What is THEATRE, anyway?


There's something happening in the art world, in the whole wide world, actually... categories are mushing, borders are bending, titles are breaking down, and vocabulary is struggling to keep up. Technology and media are pushing and pulling and exploding whole new artforms. So the question becomes:

JUST WHAT IS THEATRE, ANYWAY?

Last semester, I decided to answer this harrowing question. In a directing class, I was dared to stage some sort of private performance in a public arena... specifically, in the MoMA. This piece of "theatre" was to address issues of venue and the audience's role in live performance.
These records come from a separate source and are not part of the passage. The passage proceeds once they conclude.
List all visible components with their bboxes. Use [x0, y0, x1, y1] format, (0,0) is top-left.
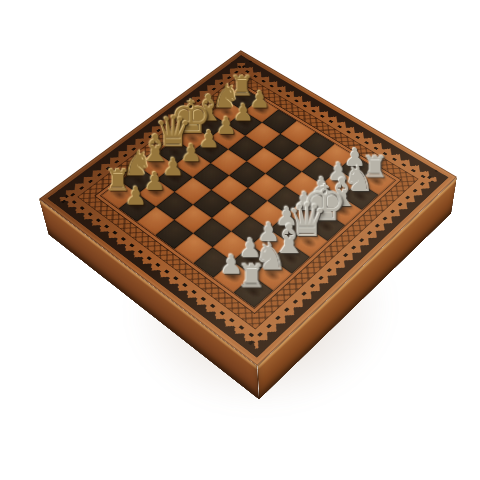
rook-glyph: ♜ — [219, 260, 284, 293]
photo-canvas: ♜♟♟♜♞♟♟♞♝♟♟♝♚♟♟♚♛♟♟♛♝♟♟♝♞♟♟♞♜♟♟♜ — [0, 0, 480, 480]
pawn-glyph: ♟ — [105, 183, 166, 208]
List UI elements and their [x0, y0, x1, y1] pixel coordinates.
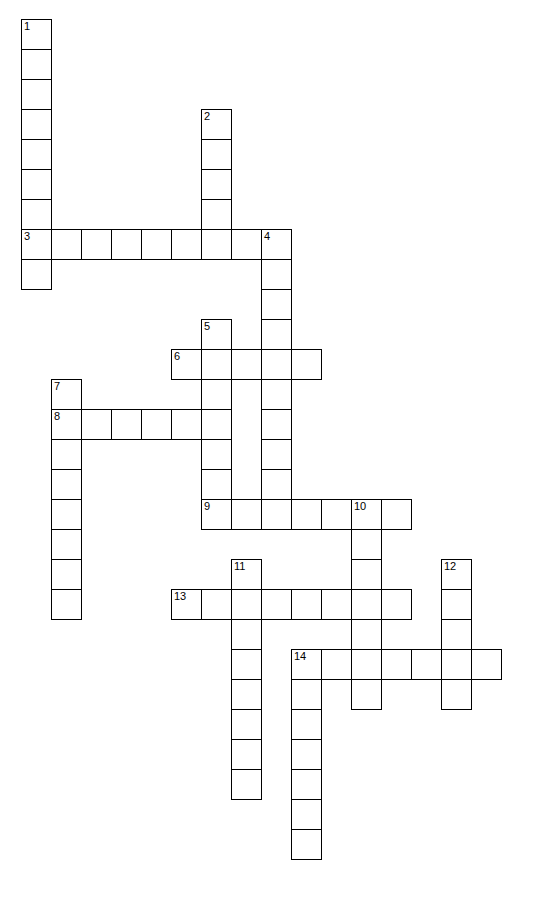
grid-cell-r21c15[interactable] — [471, 649, 502, 680]
grid-cell-r24c7[interactable] — [231, 739, 262, 770]
grid-cell-r19c7[interactable] — [231, 589, 262, 620]
grid-cell-r25c7[interactable] — [231, 769, 262, 800]
clue-number-12: 12 — [444, 560, 456, 572]
grid-cell-r7c4[interactable] — [141, 229, 172, 260]
grid-cell-r19c8[interactable] — [261, 589, 292, 620]
grid-cell-r12c6[interactable] — [201, 379, 232, 410]
clue-number-8: 8 — [54, 410, 60, 422]
grid-cell-r11c7[interactable] — [231, 349, 262, 380]
clue-number-11: 11 — [234, 560, 245, 572]
grid-cell-r7c2[interactable] — [81, 229, 112, 260]
clue-number-5: 5 — [204, 320, 210, 332]
grid-cell-r20c7[interactable] — [231, 619, 262, 650]
grid-cell-r4c6[interactable] — [201, 139, 232, 170]
clue-number-7: 7 — [54, 380, 60, 392]
grid-cell-r14c8[interactable] — [261, 439, 292, 470]
grid-cell-r21c10[interactable] — [321, 649, 352, 680]
grid-cell-r7c1[interactable] — [51, 229, 82, 260]
grid-cell-r17c1[interactable] — [51, 529, 82, 560]
grid-cell-r8c0[interactable] — [21, 259, 52, 290]
grid-cell-r21c14[interactable] — [441, 649, 472, 680]
grid-cell-r22c11[interactable] — [351, 679, 382, 710]
grid-cell-r26c9[interactable] — [291, 799, 322, 830]
clue-number-13: 13 — [174, 590, 186, 602]
grid-cell-r18c14[interactable]: 12 — [441, 559, 472, 590]
grid-cell-r16c10[interactable] — [321, 499, 352, 530]
grid-cell-r17c11[interactable] — [351, 529, 382, 560]
grid-cell-r15c8[interactable] — [261, 469, 292, 500]
grid-cell-r21c9[interactable]: 14 — [291, 649, 322, 680]
grid-cell-r16c9[interactable] — [291, 499, 322, 530]
grid-cell-r7c0[interactable]: 3 — [21, 229, 52, 260]
grid-cell-r1c0[interactable] — [21, 49, 52, 80]
grid-cell-r7c7[interactable] — [231, 229, 262, 260]
grid-cell-r6c0[interactable] — [21, 199, 52, 230]
grid-cell-r13c6[interactable] — [201, 409, 232, 440]
grid-cell-r18c11[interactable] — [351, 559, 382, 590]
grid-cell-r0c0[interactable]: 1 — [21, 19, 52, 50]
clue-number-2: 2 — [204, 110, 210, 122]
grid-cell-r10c6[interactable]: 5 — [201, 319, 232, 350]
grid-cell-r11c8[interactable] — [261, 349, 292, 380]
grid-cell-r20c11[interactable] — [351, 619, 382, 650]
grid-cell-r22c14[interactable] — [441, 679, 472, 710]
grid-cell-r8c8[interactable] — [261, 259, 292, 290]
grid-cell-r19c5[interactable]: 13 — [171, 589, 202, 620]
grid-cell-r13c1[interactable]: 8 — [51, 409, 82, 440]
grid-cell-r21c13[interactable] — [411, 649, 442, 680]
grid-cell-r11c5[interactable]: 6 — [171, 349, 202, 380]
grid-cell-r13c8[interactable] — [261, 409, 292, 440]
grid-cell-r3c6[interactable]: 2 — [201, 109, 232, 140]
grid-cell-r2c0[interactable] — [21, 79, 52, 110]
grid-cell-r7c6[interactable] — [201, 229, 232, 260]
grid-cell-r16c1[interactable] — [51, 499, 82, 530]
grid-cell-r19c14[interactable] — [441, 589, 472, 620]
grid-cell-r24c9[interactable] — [291, 739, 322, 770]
clue-number-1: 1 — [24, 20, 30, 32]
grid-cell-r21c12[interactable] — [381, 649, 412, 680]
crossword-grid: 1234567891011121314 — [21, 19, 502, 860]
grid-cell-r23c7[interactable] — [231, 709, 262, 740]
grid-cell-r19c1[interactable] — [51, 589, 82, 620]
grid-cell-r16c6[interactable]: 9 — [201, 499, 232, 530]
grid-cell-r11c9[interactable] — [291, 349, 322, 380]
grid-cell-r5c6[interactable] — [201, 169, 232, 200]
grid-cell-r18c7[interactable]: 11 — [231, 559, 262, 590]
grid-cell-r20c14[interactable] — [441, 619, 472, 650]
grid-cell-r21c11[interactable] — [351, 649, 382, 680]
clue-number-6: 6 — [174, 350, 180, 362]
grid-cell-r6c6[interactable] — [201, 199, 232, 230]
grid-cell-r5c0[interactable] — [21, 169, 52, 200]
grid-cell-r14c1[interactable] — [51, 439, 82, 470]
grid-cell-r13c3[interactable] — [111, 409, 142, 440]
grid-cell-r7c3[interactable] — [111, 229, 142, 260]
grid-cell-r12c1[interactable]: 7 — [51, 379, 82, 410]
grid-cell-r7c5[interactable] — [171, 229, 202, 260]
grid-cell-r3c0[interactable] — [21, 109, 52, 140]
grid-cell-r16c7[interactable] — [231, 499, 262, 530]
grid-cell-r18c1[interactable] — [51, 559, 82, 590]
grid-cell-r21c7[interactable] — [231, 649, 262, 680]
grid-cell-r19c6[interactable] — [201, 589, 232, 620]
grid-cell-r25c9[interactable] — [291, 769, 322, 800]
grid-cell-r16c11[interactable]: 10 — [351, 499, 382, 530]
grid-cell-r9c8[interactable] — [261, 289, 292, 320]
grid-cell-r10c8[interactable] — [261, 319, 292, 350]
clue-number-10: 10 — [354, 500, 366, 512]
grid-cell-r15c6[interactable] — [201, 469, 232, 500]
grid-cell-r7c8[interactable]: 4 — [261, 229, 292, 260]
grid-cell-r13c4[interactable] — [141, 409, 172, 440]
grid-cell-r12c8[interactable] — [261, 379, 292, 410]
grid-cell-r15c1[interactable] — [51, 469, 82, 500]
grid-cell-r23c9[interactable] — [291, 709, 322, 740]
grid-cell-r16c8[interactable] — [261, 499, 292, 530]
clue-number-4: 4 — [264, 230, 270, 242]
grid-cell-r13c2[interactable] — [81, 409, 112, 440]
grid-cell-r22c9[interactable] — [291, 679, 322, 710]
grid-cell-r4c0[interactable] — [21, 139, 52, 170]
grid-cell-r27c9[interactable] — [291, 829, 322, 860]
grid-cell-r13c5[interactable] — [171, 409, 202, 440]
clue-number-14: 14 — [294, 650, 306, 662]
grid-cell-r11c6[interactable] — [201, 349, 232, 380]
grid-cell-r19c9[interactable] — [291, 589, 322, 620]
grid-cell-r14c6[interactable] — [201, 439, 232, 470]
grid-cell-r19c10[interactable] — [321, 589, 352, 620]
clue-number-9: 9 — [204, 500, 210, 512]
grid-cell-r22c7[interactable] — [231, 679, 262, 710]
clue-number-3: 3 — [24, 230, 30, 242]
grid-cell-r16c12[interactable] — [381, 499, 412, 530]
grid-cell-r19c12[interactable] — [381, 589, 412, 620]
grid-cell-r19c11[interactable] — [351, 589, 382, 620]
However, it became bigger and more nerve-wracking than that -- it became a slight moment of crisis. As a theatre artist, as an actor trained in the most traditional of ways, as a student studying the big old 20th century theorists and reading the classic plays of the Greeks and Brits, as a little girl who sat in red velvet chairs waiting for red velvet curtains to part, as someone who has devoted her entire life to staging on a stage ...

... it all came crashing down!

I've avoided using "avant-garde" and "experimental" to describe my work, because it somehow doesn't seem to fit. I always start with a story, a fairy tale, an age-old fable -- not a concept or design element. Each director, each artist, has his/her own way of creating, and it's always a very personal way that sometimes defies explanation. For me, it is the story that begins and ends; design and concept are there to support and foster. To be avant-garde or experimental, I feel I need to be asking questions and providing possible answers with my art. I need to be working off of a point. Of course, everything says something, this isn't at the forefront for me.

I am a storyteller; the stage is my book, the designs are my pages, the actors are my words.

So what happened at the MoMA? Why was it such an internal shock? Why did I feel the need to battle my own preconceptions of theatre and art?